Неделя нахмурился. Последние слова Брюханова задели его за живую нитку. Брюханов, конечно прав. Отчасти. Но инерция спора не позволяла Неделе покинуть поле сражения с поднятыми вверх руками. Или, образно говоря, укладываться на лопатки. И он ввёл в бой конницу из засады.
– А что, собственно говоря, им остаётся делать? – сказал он красноречиво. – В наш век война не даёт права выбирать линию поведения. Дан приказ – изволь выполнять. А не то – под трибунал. Война есть война. Bellum omnium contra omnes. Мне как-то один юноша изрёк: мы не хотим войны, потому что боимся, что нас убьют. Вот вам и весь разговор. Он сказал это в шутку. Сегодня это называется юмором. Но по сути дела он прав.
– И всё же, уважаемый Александр Христофорович, нынешняя молодёжь мне глубоко симпатична. Мне бы эдак лет сорок скостить, я бы ха-ха-ха! засучил штаны и вприпрыжку за комсомолом. – Он проскрипел кроватью до-ре-ми-фасоль от душившего его восторга жизни.
– Какое там! – Неделя качнулся на кровати от разбиравшей его сердитости. Его кровать тоже проскрипела, но несколько на другой лад, нежели кровать Брюханова. Угадывались грозные мотивы Интернационала. – А чем вы, батенька, станете оправдывать повальное пьянство, распущенность, неуважение к женщине? Или так называемый школьный секс? Все эти коротенькие юбочки, голые поясницы, твисты, чарльстоны, рок-н-ролы. Нет уж, Всеволод Филиппович, вы меня не агитируйте. Я сыт по горло. Иду я как-то по Моховой. Впереди, передо мной, группа мальчиков. На вид вполне опрятных, домашних. И с ними девочки. Личики обворожительные. Воплощение невинности и скромности. И эта стайка воробышек дико хохочет. Я прислушался. И обомлел. У этих милых мальчиков каждое третье слово – отборный мат. А девочки, эти небесные ласточки, божественные создания, громко смеются. А некоторые из них – я пришёл в ужас – с наслаждением повторяют эти грязные слова. – Неделя сделал глубокий вдох и, казалось, забыл сделать выдох от охватившего его возмущения. Но в итоге всё же выдохнул. Но тихо, через надутые щёки, как из футбольной камеры. – Или вот вам ещё пример: вчерашняя безобразная драка. Здесь, на турбазе. Молодой человек мог остаться без глаза. Как это всё постыдно, омерзительно и глупо.
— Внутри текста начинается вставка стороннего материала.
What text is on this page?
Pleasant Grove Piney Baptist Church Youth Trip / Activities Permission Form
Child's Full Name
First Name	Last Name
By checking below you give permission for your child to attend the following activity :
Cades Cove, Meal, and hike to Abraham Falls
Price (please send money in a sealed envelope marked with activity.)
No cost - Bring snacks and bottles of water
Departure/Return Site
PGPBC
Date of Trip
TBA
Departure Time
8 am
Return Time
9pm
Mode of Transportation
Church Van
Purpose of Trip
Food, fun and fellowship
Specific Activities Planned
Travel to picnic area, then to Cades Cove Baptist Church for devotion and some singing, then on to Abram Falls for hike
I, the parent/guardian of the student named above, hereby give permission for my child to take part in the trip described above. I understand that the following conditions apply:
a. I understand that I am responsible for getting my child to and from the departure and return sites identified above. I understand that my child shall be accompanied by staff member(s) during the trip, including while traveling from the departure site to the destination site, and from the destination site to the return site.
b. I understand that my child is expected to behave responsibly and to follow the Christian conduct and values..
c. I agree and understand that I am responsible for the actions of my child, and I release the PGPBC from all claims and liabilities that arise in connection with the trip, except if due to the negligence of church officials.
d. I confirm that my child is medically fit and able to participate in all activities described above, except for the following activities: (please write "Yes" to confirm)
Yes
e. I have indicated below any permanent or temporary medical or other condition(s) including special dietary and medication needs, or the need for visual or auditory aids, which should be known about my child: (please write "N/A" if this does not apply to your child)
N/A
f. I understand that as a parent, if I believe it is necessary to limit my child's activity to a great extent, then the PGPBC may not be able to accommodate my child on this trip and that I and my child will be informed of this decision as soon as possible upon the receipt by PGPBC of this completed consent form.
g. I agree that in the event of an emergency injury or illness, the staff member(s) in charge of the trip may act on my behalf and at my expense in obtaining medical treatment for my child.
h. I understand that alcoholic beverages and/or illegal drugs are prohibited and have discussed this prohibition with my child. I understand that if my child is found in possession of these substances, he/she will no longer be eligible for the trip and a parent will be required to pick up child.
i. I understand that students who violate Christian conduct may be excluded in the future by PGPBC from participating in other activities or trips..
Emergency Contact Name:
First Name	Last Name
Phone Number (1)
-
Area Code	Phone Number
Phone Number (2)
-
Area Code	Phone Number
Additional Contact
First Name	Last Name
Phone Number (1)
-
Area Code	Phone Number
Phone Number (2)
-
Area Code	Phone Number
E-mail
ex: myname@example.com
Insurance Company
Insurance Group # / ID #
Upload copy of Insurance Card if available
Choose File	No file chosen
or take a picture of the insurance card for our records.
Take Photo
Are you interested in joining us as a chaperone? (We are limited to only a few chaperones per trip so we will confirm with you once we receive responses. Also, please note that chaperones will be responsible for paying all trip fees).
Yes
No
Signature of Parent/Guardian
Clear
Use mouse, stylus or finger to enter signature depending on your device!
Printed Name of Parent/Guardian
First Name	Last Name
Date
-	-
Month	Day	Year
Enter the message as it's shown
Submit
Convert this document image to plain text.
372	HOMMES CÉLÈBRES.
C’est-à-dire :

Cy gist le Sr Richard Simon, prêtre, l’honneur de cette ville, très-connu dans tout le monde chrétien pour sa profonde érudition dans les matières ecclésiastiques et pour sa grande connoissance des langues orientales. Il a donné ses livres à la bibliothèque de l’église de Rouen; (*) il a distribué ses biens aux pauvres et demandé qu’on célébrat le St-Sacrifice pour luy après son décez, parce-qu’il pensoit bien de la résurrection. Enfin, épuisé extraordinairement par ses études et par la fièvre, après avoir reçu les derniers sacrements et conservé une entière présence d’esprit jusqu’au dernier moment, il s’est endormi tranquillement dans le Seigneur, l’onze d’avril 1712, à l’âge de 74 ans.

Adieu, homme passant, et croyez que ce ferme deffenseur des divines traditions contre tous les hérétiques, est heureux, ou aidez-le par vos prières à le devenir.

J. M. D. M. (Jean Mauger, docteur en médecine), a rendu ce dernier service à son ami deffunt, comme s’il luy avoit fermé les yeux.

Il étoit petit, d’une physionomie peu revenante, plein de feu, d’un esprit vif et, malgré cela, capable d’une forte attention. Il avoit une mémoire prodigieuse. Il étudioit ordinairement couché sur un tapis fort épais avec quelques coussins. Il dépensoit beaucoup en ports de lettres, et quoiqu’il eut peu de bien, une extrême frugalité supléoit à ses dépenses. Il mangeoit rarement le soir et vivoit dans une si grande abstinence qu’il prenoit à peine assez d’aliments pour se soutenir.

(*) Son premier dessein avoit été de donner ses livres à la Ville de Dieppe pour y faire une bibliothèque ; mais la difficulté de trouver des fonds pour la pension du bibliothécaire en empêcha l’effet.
Остаётся только воскликнуть: о времена, о нравы! O tempora, o mores!
– Да, но эта девушка… то есть этот юноша прав! Он заступился за женщину! За девушку, в конце концов! – воскликнул Брюханов, запутавшись в персоналиях. – Пусть она того не заслуживала, возможно, но он поступил благородно, по-рыцарски.
– Глупо. По-мальчишески.
– Называйте как угодно, но этот паренёк, его зовут, кажется, Порфирием, мне импонирует. Скромен, застенчив, увлечён фотографией. Производит хорошее впечатление вполне интеллигентного молодого человека. – Брюханов пожал плечами, от этого кровать его снова жалобно скрипнула, как бы подтверждая справедливость слов своего временного обладателя.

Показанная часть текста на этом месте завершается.